Fue hace 48 años, el viernes 17 de octubre de 1975, en los VII Juegos Panamericanos, realizados en la ciudad de México. Brasil venía de levantar la Copa del Mundo en 1962, 1966 y 1970, pero había mandado a su segunda selección y hasta antes del minuto cuatro de aquel partido, el seleccionado nicaragüense de verdad creía que tenía posibilidades de hacer goles. Así lo recuerdan sobrevivientes de la “masacre” en un amplio reportaje publicado por Magazine en agosto de 2014.
En el minuto cuatro cayó el segundo gol brasileño, sin que ningún jugador oponente hubiera podido siquiera rozar la pelota. A lo largo de 90 interminables minutos, toda la acción del juego se concentró frente a la portería nicaragüense, con ocasionales y nerviosos tiros largos que salían como balas perdidas hacia el arco brasileño, en un infructuoso intento por despejar el área.
Luego del segundo tanto, los goles continuaron cayendo a razón de cuatro minutos de por medio; mientras Dubois miraba su reloj y deseaba con toda el alma estar en cualquier otro lado. En 2014 el portero nicaragüense le confesó a Magazine que lo único que sentía cuando la ofensiva brasileña se acercaba era arrepentimiento de estar ahí.
Al final, Nicaragua, que estaba en el grupo D, perdió sus partidos contra Brasil, Costa Rica y El Salvador. Jugadores brasileños que participaron en ese partido brillaron en el Mundial de 1978, en el que Argentina se quedó con la Copa.
Puede leer la historia completa en el reportaje El partido de la vergüenza.

Aplastados por México y Cuba
Para el cuarto inning la pizarra ya iba 9-0. Cuba aplastaba a la selección nicaragüense en el parque Escarré de San José, Costa Rica. Era el miércoles 12 de abril de 1961 y estaba en marcha el XV Campeonato Mundial de Beisbol Amateur.
En ese momento, la “pelota menor” de Nicaragua llevaba casi siete años sin participar en un torneo mundial, pues había perdido cancha desde la aparición del beisbol profesional en el país; así que muchos fanáticos se permitieron sentir una discreta esperanza de recuperar “la vieja gloria” del beisbol amateur. Sin embargo, los más conocedores se alzaron como profetas para afirmar que esa selección carecía de fuerza de bateo y que, encima, solo el departamento de pitcheo era rescatable.
Unos 17 buses con aficionados de Masaya, Granada y otras ciudades llegaron para disfrutar el debut de los nicas.
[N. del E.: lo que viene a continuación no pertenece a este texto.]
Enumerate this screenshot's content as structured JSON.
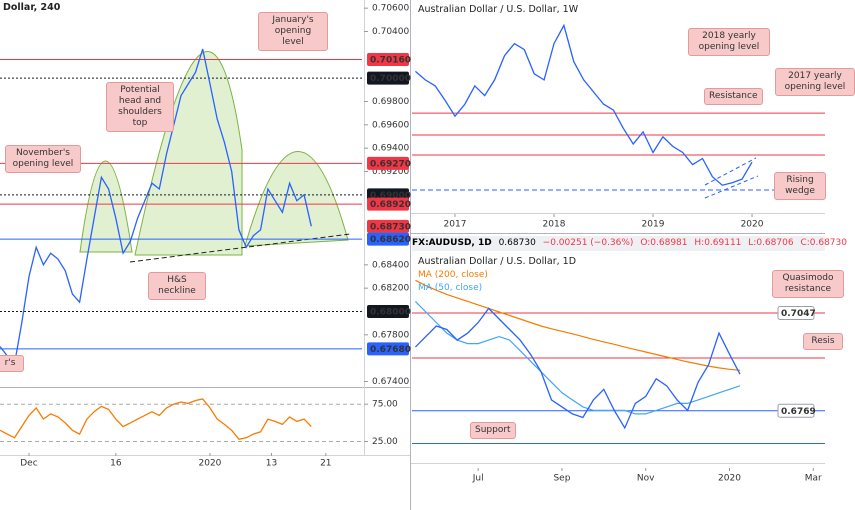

El primer partido fue contra Guatemala y acabó con un respetable 4-0 que alegró al público nicaragüense e hizo mella en el pesimismo de los cronistas deportivos, que empezaron a considerar la posibilidad de que los nicas “llevaran algo en la bola”.
Pero las esperanzas no duraron mucho. El siguiente partido fue contra México, considerado uno de “los Tres Grandes”, y Nicaragua fue blanqueada con un 14-0. La paliza desmoralizó al equipo y quedó listo para ser aún más vapuleado por los cubanos, que les anotaron 16 carreras y no permitieron ninguna.
Había un silencio absoluto entre los usualmente parlanchines muchachos de la selección nica, que dos semanas antes del Mundial todavía no habían recogido el dinero necesario para viajar a Costa Rica y que, para ahorrar, se dieron a hacer sus uniformes en una sastrería de Managua.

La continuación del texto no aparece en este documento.